KARINE LEVESQUE, « L'HYPERACTIVE POSITIVE »

 
Chaque mois un dirigeant du monde de la Santé sous notre microscope Portrait de la Directrice Générale de CSL Vifor
Chaque mois un dirigeant
du monde de la Santé sous
notre microscope
Portrait de la Directrice Générale de CSL Vifor
Par Emmanuel OSTIAN (Paris) -
 

KARINE LEVESQUE,
« L'HYPERACTIVE POSITIVE »

Ce mois-ci, rencontre avec la patronne de CSL Vifor, québécoise d'origine venue s'épanouir sur le Vieux Continent, travailleuse acharnée aux dons multiples et au coeur sur la main : elle préside aussi l'association Tulipe, qui collecte et envoie des médicaments aux populations en détresse partout dans le monde. Portrait d'une femme alignée avec ses valeurs et qui souffle un vent de fraîcheur partout où elle passe.

« Moi, tout va toujours bien, même quand ça va mal ». Karine Levesque dit ça avec cet accent de la Belle Province, irrésistible et chantant, qu'elle n'a pas perdu malgré 20 ans de vie française. Elle détonnerait presque dans ce restaurant parisien où elle irradie, au milieu de « cousins » gaulois qui n'ont pas toujours le même esprit positif. Ah, ce cher Français, dont elle avait mythifié la culture et le raffinement pendant son enfance montréalaise. La voici à présent naturalisée française, et très fière de l'être. Elle aime la France, tout simplement.

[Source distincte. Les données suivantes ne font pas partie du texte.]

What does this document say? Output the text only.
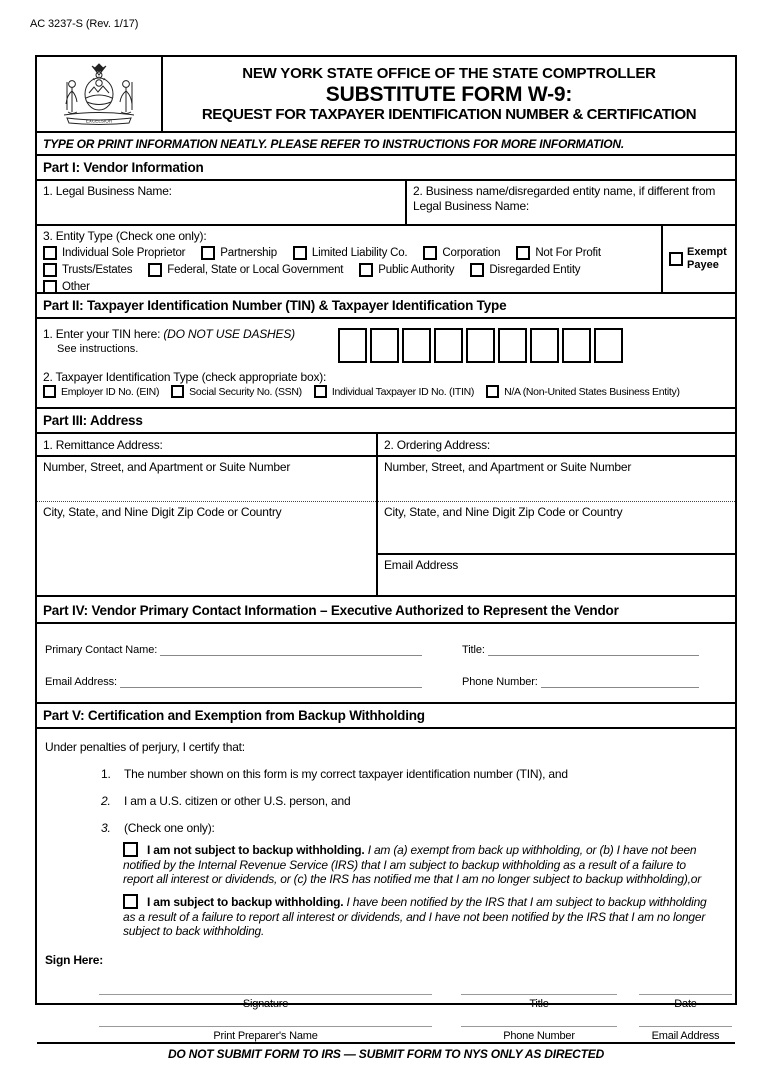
AC 3237-S (Rev. 1/17)
EXCELSIOR
NEW YORK STATE OFFICE OF THE STATE COMPTROLLER
SUBSTITUTE FORM W-9:
REQUEST FOR TAXPAYER IDENTIFICATION NUMBER & CERTIFICATION
TYPE OR PRINT INFORMATION NEATLY. PLEASE REFER TO INSTRUCTIONS FOR MORE INFORMATION.
Part I: Vendor Information
1. Legal Business Name:	2. Business name/disregarded entity name, if different from Legal Business Name:
3. Entity Type (Check one only):
Individual Sole Proprietor	Partnership	Limited Liability Co.	Corporation	Not For Profit
Trusts/Estates	Federal, State or Local Government	Public Authority	Disregarded Entity
Other
Exempt Payee
Part II: Taxpayer Identification Number (TIN) & Taxpayer Identification Type
1. Enter your TIN here: (DO NOT USE DASHES)
See instructions.
2. Taxpayer Identification Type (check appropriate box):
Employer ID No. (EIN)	Social Security No. (SSN)	Individual Taxpayer ID No. (ITIN)	N/A (Non-United States Business Entity)
Part III: Address
1. Remittance Address:
Number, Street, and Apartment or Suite Number
City, State, and Nine Digit Zip Code or Country
2. Ordering Address:
Number, Street, and Apartment or Suite Number
City, State, and Nine Digit Zip Code or Country
Email Address
Part IV: Vendor Primary Contact Information – Executive Authorized to Represent the Vendor
Primary Contact Name:	Title:
Email Address:	Phone Number:
Part V: Certification and Exemption from Backup Withholding
Under penalties of perjury, I certify that:
1.	The number shown on this form is my correct taxpayer identification number (TIN), and
2.	I am a U.S. citizen or other U.S. person, and
3.	(Check one only):
I am not subject to backup withholding. I am (a) exempt from back up withholding, or (b) I have not been notified by the Internal Revenue Service (IRS) that I am subject to backup withholding as a result of a failure to report all interest or dividends, or (c) the IRS has notified me that I am no longer subject to backup withholding),or
I am subject to backup withholding. I have been notified by the IRS that I am subject to backup withholding as a result of a failure to report all interest or dividends, and I have not been notified by the IRS that I am no longer subject to back withholding.
Sign Here:
Signature	Title	Date
Print Preparer's Name	Phone Number	Email Address
DO NOT SUBMIT FORM TO IRS — SUBMIT FORM TO NYS ONLY AS DIRECTED
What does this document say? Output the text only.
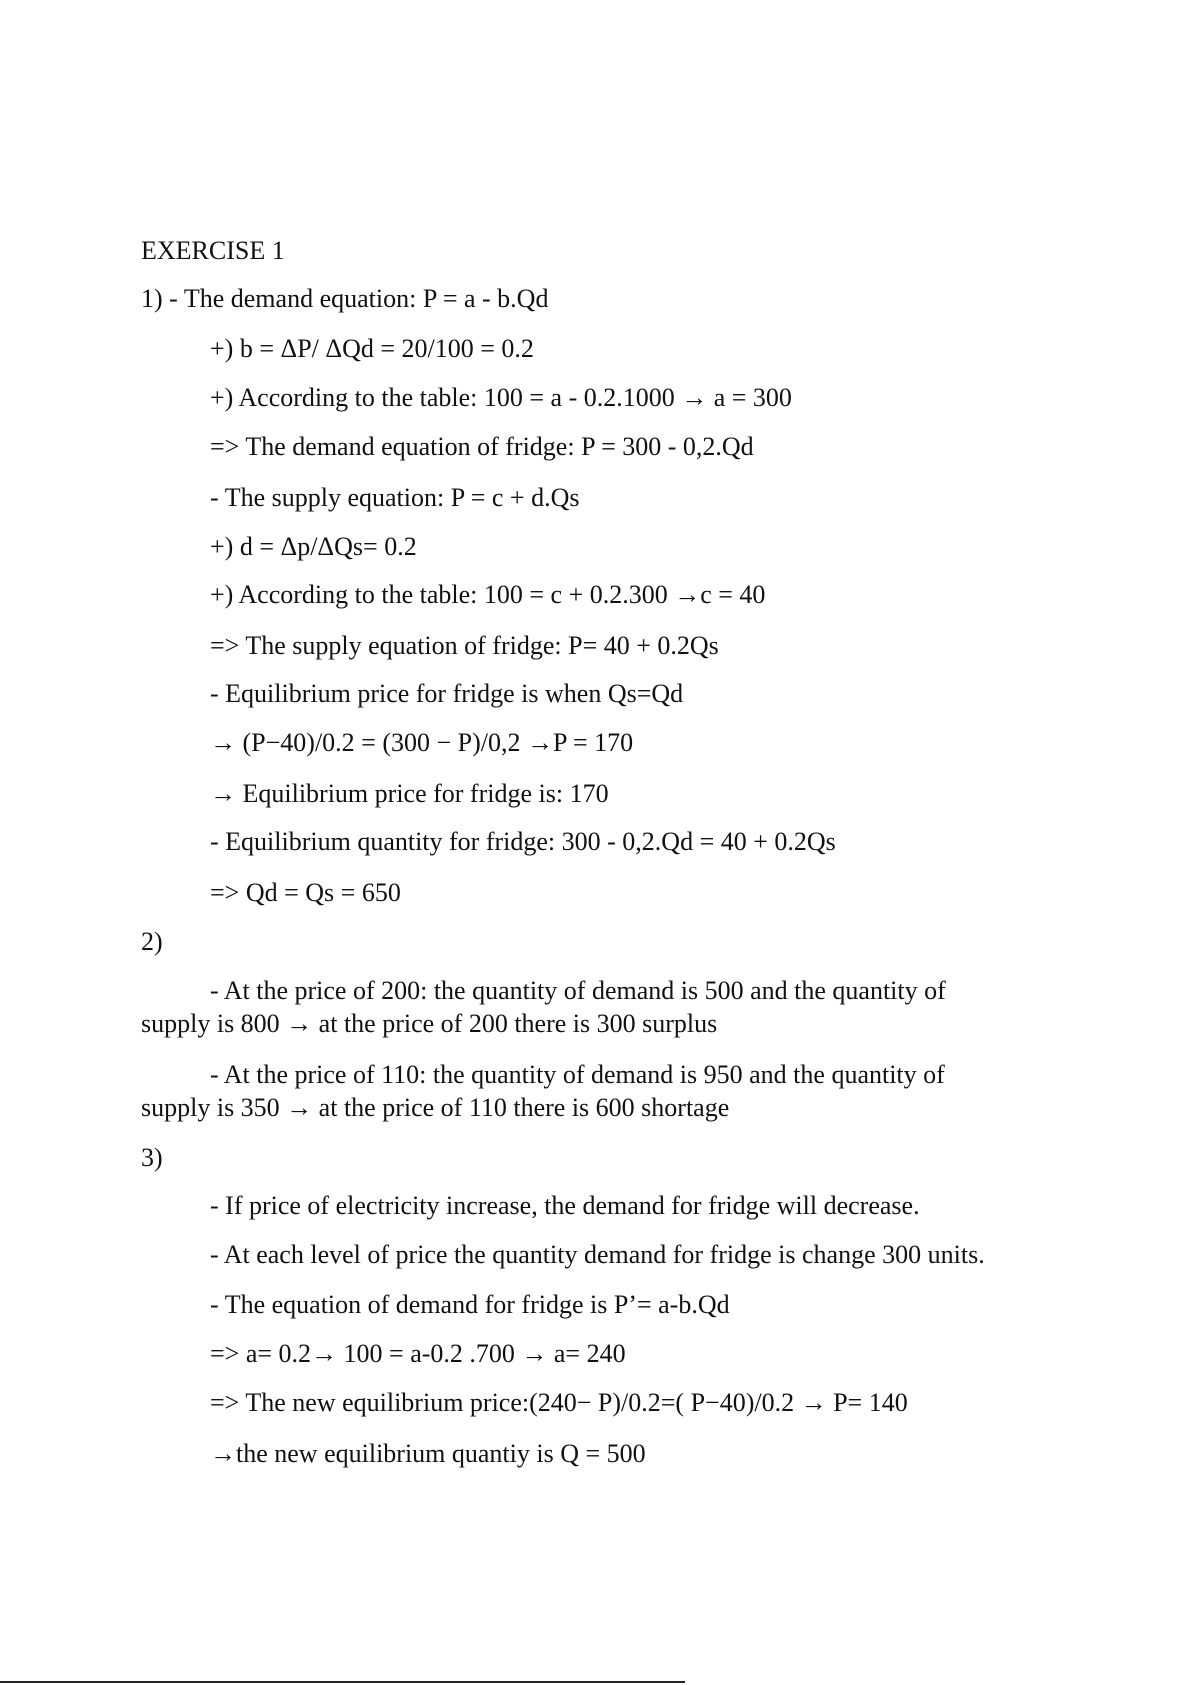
EXERCISE 1
1) - The demand equation: P = a - b.Qd
+) b = ΔP/ ΔQd = 20/100 = 0.2
+) According to the table: 100 = a - 0.2.1000 → a = 300
=> The demand equation of fridge: P = 300 - 0,2.Qd
- The supply equation: P = c + d.Qs
+) d = Δp/ΔQs= 0.2
+) According to the table: 100 = c + 0.2.300 →c = 40
=> The supply equation of fridge: P= 40 + 0.2Qs
- Equilibrium price for fridge is when Qs=Qd
→ (P−40)/0.2 = (300 − P)/0,2 →P = 170
→ Equilibrium price for fridge is: 170
- Equilibrium quantity for fridge: 300 - 0,2.Qd = 40 + 0.2Qs
=> Qd = Qs = 650
2)
- At the price of 200: the quantity of demand is 500 and the quantity of
supply is 800 → at the price of 200 there is 300 surplus
- At the price of 110: the quantity of demand is 950 and the quantity of
supply is 350 → at the price of 110 there is 600 shortage
3)
- If price of electricity increase, the demand for fridge will decrease.
- At each level of price the quantity demand for fridge is change 300 units.
- The equation of demand for fridge is P’= a-b.Qd
=> a= 0.2→ 100 = a-0.2 .700 → a= 240
=> The new equilibrium price:(240− P)/0.2=( P−40)/0.2 → P= 140
→the new equilibrium quantiy is Q = 500
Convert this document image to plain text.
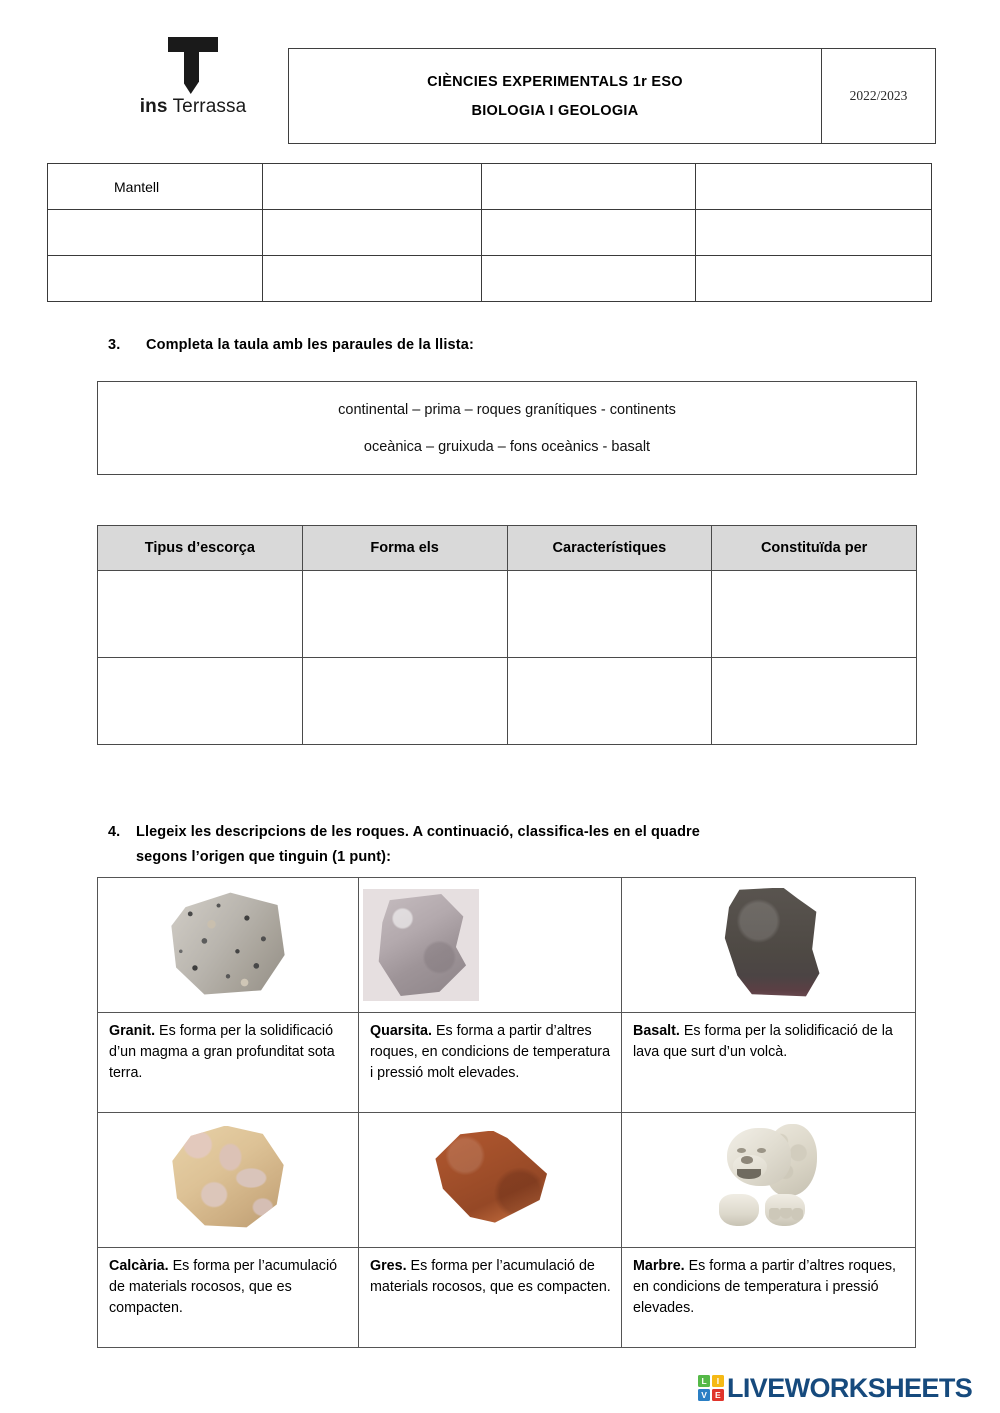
ins Terrassa
CIÈNCIES EXPERIMENTALS 1r ESO
BIOLOGIA I GEOLOGIA
2022/2023
Mantell			

3. Completa la taula amb les paraules de la llista:
continental – prima – roques granítiques - continents
oceànica – gruixuda – fons oceànics - basalt
Tipus d’escorça	Forma els	Característiques	Constituïda per

4. Llegeix les descripcions de les roques. A continuació, classifica-les en el quadre
segons l’origen que tinguin (1 punt):

Granit. Es forma per la solidificació d’un magma a gran profunditat sota terra.	Quarsita. Es forma a partir d’altres roques, en condicions de temperatura i pressió molt elevades.	Basalt. Es forma per la solidificació de la lava que surt d’un volcà.

Calcària. Es forma per l’acumulació de materials rocosos, que es compacten.	Gres. Es forma per l’acumulació de materials rocosos, que es compacten.	Marbre. Es forma a partir d’altres roques, en condicions de temperatura i pressió elevades.
L	I
V E LIVEWORKSHEETS
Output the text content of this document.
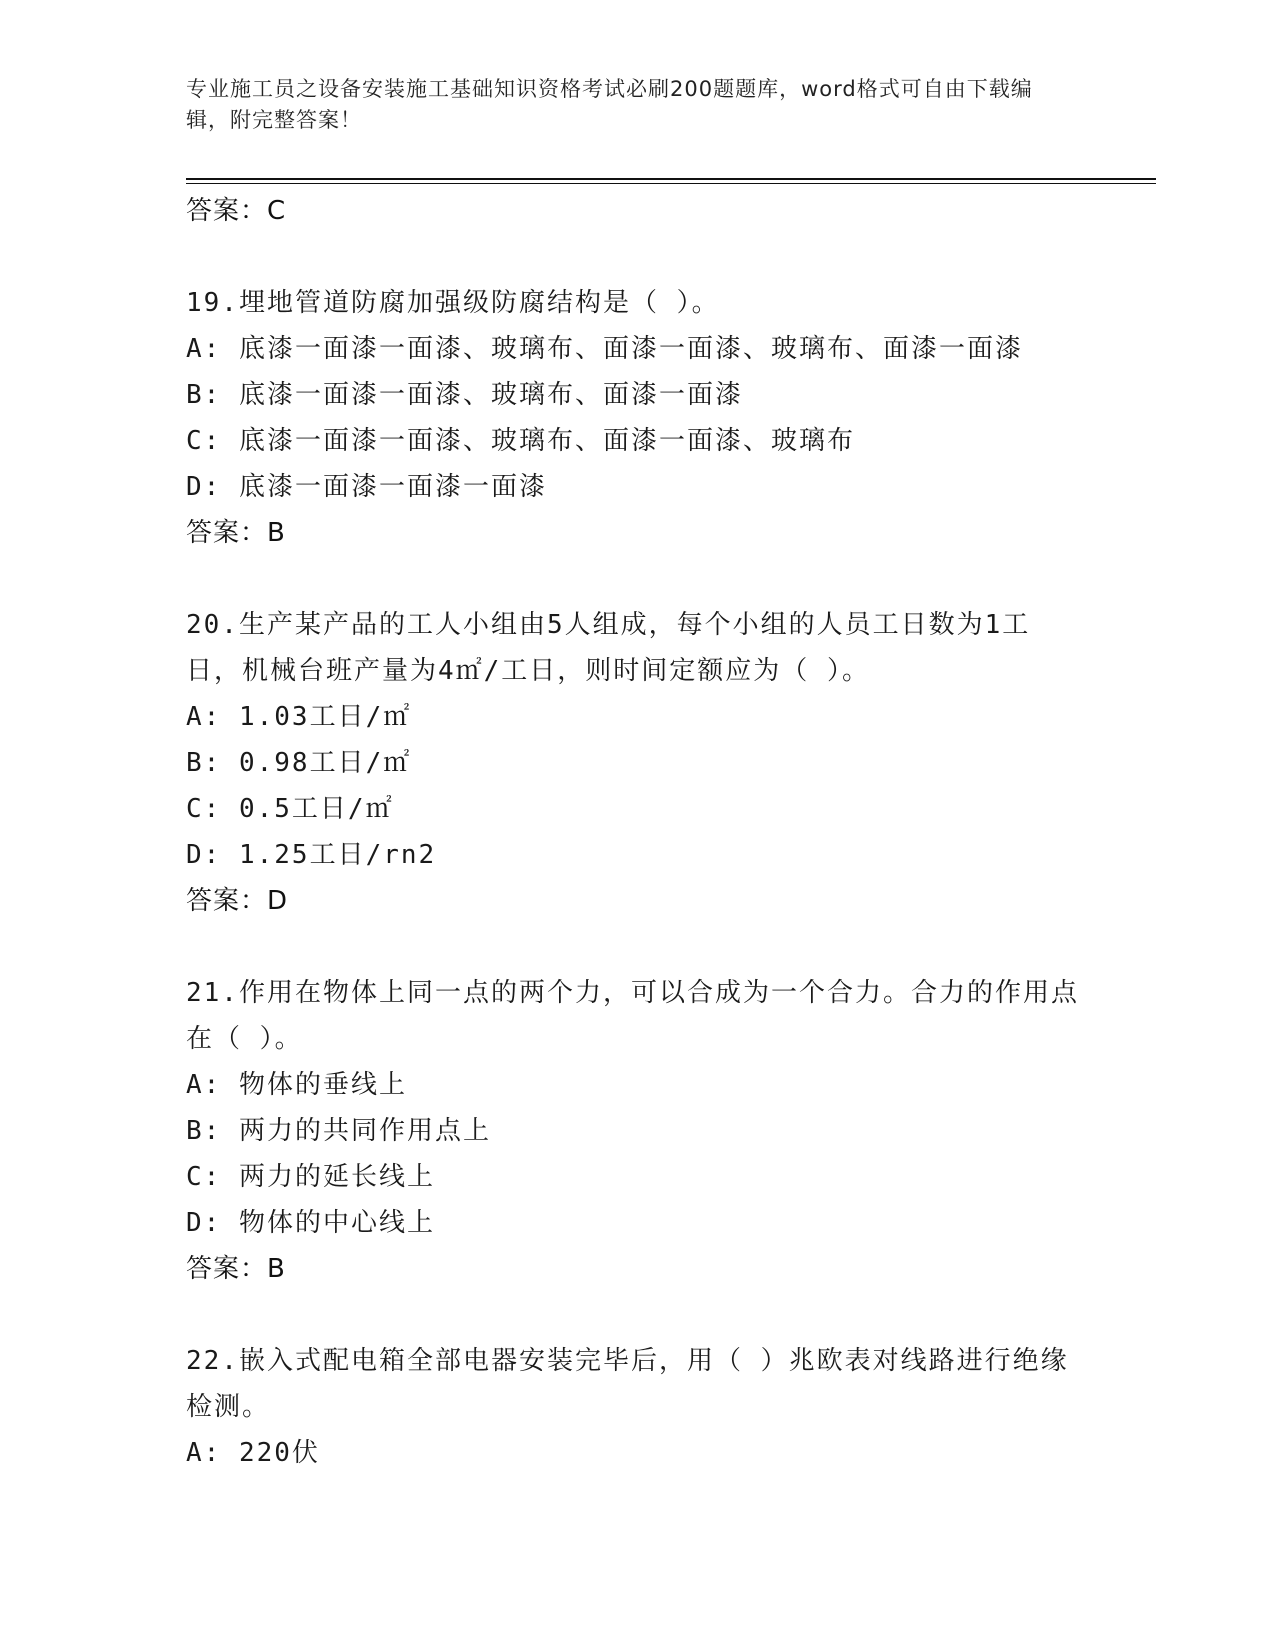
专业施工员之设备安装施工基础知识资格考试必刷200题题库，word格式可自由下载编辑，附完整答案！
答案：C
19.埋地管道防腐加强级防腐结构是（ ）。
A: 底漆一面漆一面漆、玻璃布、面漆一面漆、玻璃布、面漆一面漆
B: 底漆一面漆一面漆、玻璃布、面漆一面漆
C: 底漆一面漆一面漆、玻璃布、面漆一面漆、玻璃布
D: 底漆一面漆一面漆一面漆
答案：B
20.生产某产品的工人小组由5人组成，每个小组的人员工日数为1工日，机械台班产量为4㎡/工日，则时间定额应为（ ）。
A: 1.03工日/㎡
B: 0.98工日/㎡
C: 0.5工日/㎡
D: 1.25工日/rn2
答案：D
21.作用在物体上同一点的两个力，可以合成为一个合力。合力的作用点在（ ）。
A: 物体的垂线上
B: 两力的共同作用点上
C: 两力的延长线上
D: 物体的中心线上
答案：B
22.嵌入式配电箱全部电器安装完毕后，用（ ）兆欧表对线路进行绝缘检测。
A: 220伏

Rembobinons le fil d'une vie frénétique, avant de la retrouver directrice générale de CSL Vifor à Paris. Karine Levesque, au patronyme qui rappelle celui du célèbre René Levesque (« le cousin de mon arrière-grand-père ! ») chantre de l'indépendance québécoise, grandit à Montréal dans « une famille d'amour » qui lui donne le socle de valeurs qui la guide encore aujourd'hui. Une mère infirmière, « toujours souriante et dans le don d'elle-même » et un milieu simple mais plein de joie. De la fratrie de quatre, elle est la plus studieuse, jusqu'à l'obsession même : « Le premier grand choc de ma vie, c'est quand j'ai compris vers l'âge de 13 ans que je ne pouvais pas tout savoir ! J'en ris aujourd'hui mais c'était terrible à l'époque. J'avais cette soif d'apprendre, d'intégrer la science avec l'humain, de voir tout ça de manière matricielle et intégrée. Et puis à un moment tu te rends compte que le savoir infini n'est pas possible ». Ce trouble dépassé, la jeune fille se multiplie et dépense tous azimuts une énergie inépuisable.

POUR ALLER PLUS LOIN...

 
  • Si vous étiez un animal ?
    « Un chat ! Pour dormir, c'est tellement apaisant. »
  • Un lieu dans lequel passer le reste de votre vie ?
    « La Bretagne au bord de la mer avec les embruns. Je déteste la chaleur. Une petite maison toute simple avec des portes qui craquent, remplie de livres, un chat, le feu et les suites de Bach. »
  • Si vous ne deviez retenir qu'une qualité chez un humain ?
    « La générosité, bien sûr. »
  • Quel rêve voudriez-vous voir exaucé ?
    « Vieillir avec ma famille. »
  • Vos héros dans la vie réelle ?
    « Une héroïne du quotidien : ma mère ! »
  • Quel est le don de la nature que vous aimeriez avoir ?
    « J'aurais adoré être bonne en sport ou savoir faire quelque chose de mes mains. Je n'ai hélas aucune coordination oculo-motrice ! »
  • Quel est pour vous le comble du bonheur ?
    « Être en phase avec ses valeurs, de A à Z. »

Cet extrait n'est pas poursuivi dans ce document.